Our world revolves. Not just literally, as it does around the sun, but in nature’s every aspect. Seasons cycle into each other (though more erratically each year), waves trace and retrace the beaches with the shifting tide, flowers open, close, and turn to follow the path of the sun. Even we are governed by these circular natural systems. Maintenance of our circadian rhythms, a human connection to light, is so essential to our health that it is a required element in many contemporary building codes.
But despite the ubiquity of these natural rhythms, we spend much of our lives working in opposition to them. Buildings and the way we inhabit them particularly threaten this. We breathe in canned and stale air, work in deep floor plans that do not reach natural light, and keep waking hours out of sync with any natural calendar. Architecture may protect us from the unpleasant parts of nature, but it separates us from everything else, too.
If this seems inevitable, it’s simply because you are not looking closely enough. Hiroshi Sambuichi, an architect based in Hiroshima, Japan, has over the course of his career developed a portfolio of work distinctive not for form or ideation, but for its profound connection to context.
Much of this comes from his upbringing in Hiroshima and the Seto Inland Sea region, an area that was devastated by the atomic bomb in 1945. “It was said that trees would not grow for 70 years after this,” explains Sambuichi. “But the flowers bloomed again the next spring.” The area has grown from an affluent city to a lushly green one due to its advantageous climate - one that is celebrated and supported in local traditions. “I grew up [here], so every New Year’s I climbed Mt. Misen to watch the sunrise for the first time in the year. I noticed from [there] how the mountain interacts with all the surrounding moving materials.”
These transient but contextual relationships to nature are what form the foundation of Sambuichi’s architecture. Sambuichi revisited the site of this yearly tradition to build the Mount Misen Observatory, a small, hipped-roof structure that provides a lookout point to the surrounding range. Where other architects might have seen respite space as an opportunity to pack the structure with places to sit, eat, and drink, Sambuichi built a space that encourages visitors to see the changing light, feel the shifting wind, and hear the echoes in the canyons. It’s a reminder that architecture can serve more than just man-made program.
Sambuichi was recently awarded the Daylight Award for Architecture, a prestigious accolade that recognizes architects and researchers who uniquely draw upon the power of daylight in their work. Presented in concert by Villum Fonden, Vellux Fonden, and Velux Stiftung, this year’s ceremony took place in Lausanne’s Rolex Learning Centre. The choice of venue was an apt one.
Not only were the building’s designers (SANAA) laureates of the same award just four years ago, but the space itself is an example of the poetry made possible in the marriage of architecture and daylight. But, like in so much of architecture, light acts upon the design rather than within it.
For Sambuichi, sun, wind, and water are not added parts, but essential ingredients. He specifically calls them ugoku sozai (moving materials) - a term that hints at both their necessity and their transience. To understand these materials is a long and painstaking process spent observing the most seemingly minute details such as how often the direction of wind changes or where the sun feels most intense during each season.
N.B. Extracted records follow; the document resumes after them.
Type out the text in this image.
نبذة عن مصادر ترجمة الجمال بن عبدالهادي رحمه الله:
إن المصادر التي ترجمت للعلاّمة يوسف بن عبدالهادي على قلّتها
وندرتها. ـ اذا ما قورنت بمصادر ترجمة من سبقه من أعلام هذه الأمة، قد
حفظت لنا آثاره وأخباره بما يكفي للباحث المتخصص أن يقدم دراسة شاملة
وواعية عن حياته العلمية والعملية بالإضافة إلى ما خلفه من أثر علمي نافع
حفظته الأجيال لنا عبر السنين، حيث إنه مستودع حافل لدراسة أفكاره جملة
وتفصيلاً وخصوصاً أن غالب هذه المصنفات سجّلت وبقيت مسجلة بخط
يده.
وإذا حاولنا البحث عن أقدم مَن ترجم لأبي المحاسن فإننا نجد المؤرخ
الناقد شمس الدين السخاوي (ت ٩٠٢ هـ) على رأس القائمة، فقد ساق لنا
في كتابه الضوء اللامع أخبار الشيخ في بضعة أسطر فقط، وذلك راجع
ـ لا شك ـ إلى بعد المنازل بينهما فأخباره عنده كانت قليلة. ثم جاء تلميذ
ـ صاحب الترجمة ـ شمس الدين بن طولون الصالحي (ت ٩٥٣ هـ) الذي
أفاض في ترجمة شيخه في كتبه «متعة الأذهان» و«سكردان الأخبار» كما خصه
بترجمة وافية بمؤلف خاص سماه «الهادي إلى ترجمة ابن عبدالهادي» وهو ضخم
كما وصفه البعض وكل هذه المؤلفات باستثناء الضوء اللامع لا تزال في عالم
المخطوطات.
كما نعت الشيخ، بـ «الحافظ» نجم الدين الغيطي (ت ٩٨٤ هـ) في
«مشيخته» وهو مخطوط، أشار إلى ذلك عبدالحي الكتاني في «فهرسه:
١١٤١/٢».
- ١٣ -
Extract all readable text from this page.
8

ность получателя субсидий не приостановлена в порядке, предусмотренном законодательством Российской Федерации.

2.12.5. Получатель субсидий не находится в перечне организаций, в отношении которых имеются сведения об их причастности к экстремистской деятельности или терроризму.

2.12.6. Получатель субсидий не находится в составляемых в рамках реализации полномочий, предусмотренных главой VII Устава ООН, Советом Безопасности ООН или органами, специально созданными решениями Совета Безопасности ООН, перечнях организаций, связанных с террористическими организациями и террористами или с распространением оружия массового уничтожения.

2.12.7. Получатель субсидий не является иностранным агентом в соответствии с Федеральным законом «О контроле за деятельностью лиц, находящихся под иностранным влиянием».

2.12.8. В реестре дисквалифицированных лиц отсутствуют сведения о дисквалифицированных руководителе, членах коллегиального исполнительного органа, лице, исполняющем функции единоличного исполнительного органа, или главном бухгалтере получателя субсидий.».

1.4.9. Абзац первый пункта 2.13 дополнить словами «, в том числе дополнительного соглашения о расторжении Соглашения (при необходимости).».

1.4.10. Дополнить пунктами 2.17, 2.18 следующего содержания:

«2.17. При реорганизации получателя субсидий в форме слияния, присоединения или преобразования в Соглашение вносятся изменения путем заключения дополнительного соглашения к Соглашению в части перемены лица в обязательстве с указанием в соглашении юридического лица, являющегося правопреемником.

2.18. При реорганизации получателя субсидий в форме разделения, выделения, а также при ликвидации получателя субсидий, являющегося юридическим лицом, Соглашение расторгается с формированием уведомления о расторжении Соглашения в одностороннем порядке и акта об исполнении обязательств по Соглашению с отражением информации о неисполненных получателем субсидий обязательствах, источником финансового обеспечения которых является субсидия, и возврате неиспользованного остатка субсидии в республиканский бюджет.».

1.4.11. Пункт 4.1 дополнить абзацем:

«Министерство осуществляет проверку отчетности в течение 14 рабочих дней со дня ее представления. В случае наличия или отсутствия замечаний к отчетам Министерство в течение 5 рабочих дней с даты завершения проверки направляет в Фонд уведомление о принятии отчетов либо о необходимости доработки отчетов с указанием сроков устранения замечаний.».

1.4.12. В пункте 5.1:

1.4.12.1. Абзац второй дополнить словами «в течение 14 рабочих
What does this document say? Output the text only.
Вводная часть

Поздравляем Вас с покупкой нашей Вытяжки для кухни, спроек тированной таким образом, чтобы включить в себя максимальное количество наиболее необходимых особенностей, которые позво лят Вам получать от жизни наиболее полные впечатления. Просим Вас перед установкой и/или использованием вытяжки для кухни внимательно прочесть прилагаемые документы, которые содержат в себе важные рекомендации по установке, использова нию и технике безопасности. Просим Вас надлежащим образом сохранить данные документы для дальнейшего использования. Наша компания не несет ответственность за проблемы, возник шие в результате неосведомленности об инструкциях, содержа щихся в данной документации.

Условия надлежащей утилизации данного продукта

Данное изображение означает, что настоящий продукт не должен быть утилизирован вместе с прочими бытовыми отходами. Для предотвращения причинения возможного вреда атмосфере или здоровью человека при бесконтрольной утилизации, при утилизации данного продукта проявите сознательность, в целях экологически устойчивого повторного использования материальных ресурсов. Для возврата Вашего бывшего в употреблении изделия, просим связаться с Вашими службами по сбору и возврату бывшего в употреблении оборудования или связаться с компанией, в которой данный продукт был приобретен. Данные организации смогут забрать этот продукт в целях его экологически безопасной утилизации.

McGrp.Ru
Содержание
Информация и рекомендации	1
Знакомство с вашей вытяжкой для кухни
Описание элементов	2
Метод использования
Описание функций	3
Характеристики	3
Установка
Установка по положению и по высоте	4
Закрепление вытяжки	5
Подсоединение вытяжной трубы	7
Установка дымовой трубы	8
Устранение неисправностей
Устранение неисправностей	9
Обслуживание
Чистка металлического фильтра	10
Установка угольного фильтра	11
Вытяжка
For Naoshima Hall, a community center project in the Honmura district of Naoshima, the research process took more than two and a half years. A tight collaboration between architect and citizens, the building rediscovers local architectural traditions. An examination of the older houses in the area revealed that floor plans were consistently laid out on a north-south axis and that the arrangement of the houses together allowed wind to move through the town on the same axis. Together, the arrangement seems less like an urban plan than it does like a machine. Every space is designed to take advantage of the existing currents, no extra air conditioning is needed.
It’s not needed at Naoshima Hall either, though this isn’t common in the region’s more contemporary structures. Every angle, geometry, and material is designed to harness natural energy. An opening in the hipped roof allows the southerly winds to pass into the space, eliminating the need for additional air circulation. It’s a simple solution that required a profound knowledge of the site - but as the impact of artificial heating and cooling becomes increasingly detrimental, it’s one architects might be wise to learn from.
The project has been widely praised by the architectural establishment, though its unassuming appearance might have encouraged the casual reader to scroll past it. But to Sambuichi, the success of the building is in its use by the residents of Naoshima. It is regularly in use by citizens of all ages for a wide variety of activities. Today, when so much value is placed on the ability of architecture to be adaptable, perhaps we’d be wise to look back at traditional architecture and use contemporary technology to support its existing strengths. Why use our finest resources to create stale, cut-off structures when we can create ones that seem to almost breathe with us.
Sambuichi is hopeful about these possibilities. “My architecture draws upon what already exists,” he says. “[For me,] the important thing is to connect to what we have. Buildings perhaps cannot be alive themselves, but they can be close, as part of other living things.”
In an extraordinary video developed for his Inujima Seirensho Art Museum project, a bubble moves through the interior spaces of the building propelled only by the natural circulation of air. It is a testament both to the delicate, controlled interior climate and a quietly rebellious way of illustrating architecture. Buildings are inhabited not just by people, but by the revolutionary nature of sun, wind, and light.